- Born: Sigmúnd Johanson Baldvinsen April 22, 1931 Ibestad, Gratangen, Norway
- Died: May 19, 2012 (aged 81)
- Other names: Sigmund
- Occupations: Cartoonist, inventor and engineer
- Years active: c.1960 – 2010
- Known for: Cartoonist at Morgunblaðið
- Spouse: Helga Ólafsdóttir
- Children: 3
- Website: sigmund.is

= Sigmúnd Jóhannsson =

Icelandic cartoonist and inventor

Sigmúnd Johanson Baldvinsen (22 April 1931 – 19 May 2012) was an Icelandic cartoonist, inventor and engineer. He was best known for his caricatures at Morgunblaðið and his invention of an automatic release equipment for lifeboats. He was awarded the Knight's Cross of the Icelandic Order of the Falcon in 1982.

==Early life==
Sigmund was born in Ibestad in Gratangen in Norway and came to Iceland when he was three years old. His father was Icelandic and his mother was Norwegian. Sigmund grew up in Akureyri but then moved to the Westman Islands.
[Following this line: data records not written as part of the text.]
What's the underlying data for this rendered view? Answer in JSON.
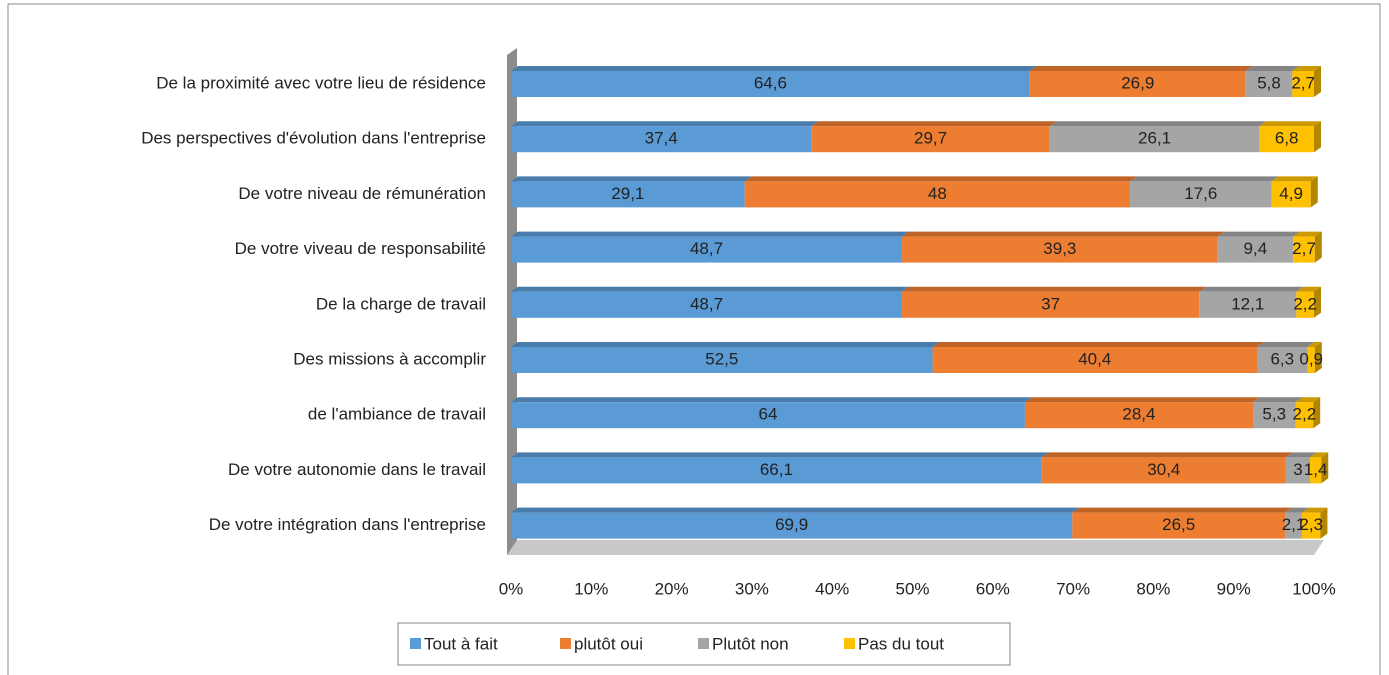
{
  "chart_data": {
    "type": "bar",
    "orientation": "horizontal",
    "stacked": true,
    "categories": [
      "De la proximité avec votre lieu de résidence",
      "Des perspectives d'évolution dans l'entreprise",
      "De votre niveau de rémunération",
      "De votre viveau de responsabilité",
      "De la charge de travail",
      "Des missions à accomplir",
      "de l'ambiance de travail",
      "De votre autonomie dans le travail",
      "De votre intégration dans l'entreprise"
    ],
    "series": [
      {
        "name": "Tout à fait",
        "color": "#5b9bd5",
        "values": [
          64.6,
          37.4,
          29.1,
          48.7,
          48.7,
          52.5,
          64,
          66.1,
          69.9
        ],
        "value_labels": [
          "64,6",
          "37,4",
          "29,1",
          "48,7",
          "48,7",
          "52,5",
          "64",
          "66,1",
          "69,9"
        ]
      },
      {
        "name": "plutôt oui",
        "color": "#ed7d31",
        "values": [
          26.9,
          29.7,
          48,
          39.3,
          37,
          40.4,
          28.4,
          30.4,
          26.5
        ],
        "value_labels": [
          "26,9",
          "29,7",
          "48",
          "39,3",
          "37",
          "40,4",
          "28,4",
          "30,4",
          "26,5"
        ]
      },
      {
        "name": "Plutôt non",
        "color": "#a5a5a5",
        "values": [
          5.8,
          26.1,
          17.6,
          9.4,
          12.1,
          6.3,
          5.3,
          3,
          2.1
        ],
        "value_labels": [
          "5,8",
          "26,1",
          "17,6",
          "9,4",
          "12,1",
          "6,3",
          "5,3",
          "3",
          "2,1"
        ]
      },
      {
        "name": "Pas du tout",
        "color": "#ffc000",
        "values": [
          2.7,
          6.8,
          4.9,
          2.7,
          2.2,
          0.9,
          2.2,
          1.4,
          2.3
        ],
        "value_labels": [
          "2,7",
          "6,8",
          "4,9",
          "2,7",
          "2,2",
          "0,9",
          "2,2",
          "1,4",
          "2,3"
        ]
      }
    ],
    "xlim": [
      0,
      100
    ],
    "xticks": [
      {
        "value": 0,
        "label": "0%"
      },
      {
        "value": 10,
        "label": "10%"
      },
      {
        "value": 20,
        "label": "20%"
      },
      {
        "value": 30,
        "label": "30%"
      },
      {
        "value": 40,
        "label": "40%"
      },
      {
        "value": 50,
        "label": "50%"
      },
      {
        "value": 60,
        "label": "60%"
      },
      {
        "value": 70,
        "label": "70%"
      },
      {
        "value": 80,
        "label": "80%"
      },
      {
        "value": 90,
        "label": "90%"
      },
      {
        "value": 100,
        "label": "100%"
      }
    ],
    "legend": "bottom"
  }
}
He was married to Helgi Ólafsdóttir but she is from the Westman Islands.

==Cartoonist==
Sigmund's first drawing for Morgunblaðið was published on 25 February 1964 and featured the first landings on Surtsey. He became a permanent cartoonist for Morgunblaðið in 1975 and worked there until October 2008.

In 2004, the Icelandic state bought 10,000 drawings by Sigmund and made them available to the public on the website sigmund.is, which was opened in 2009.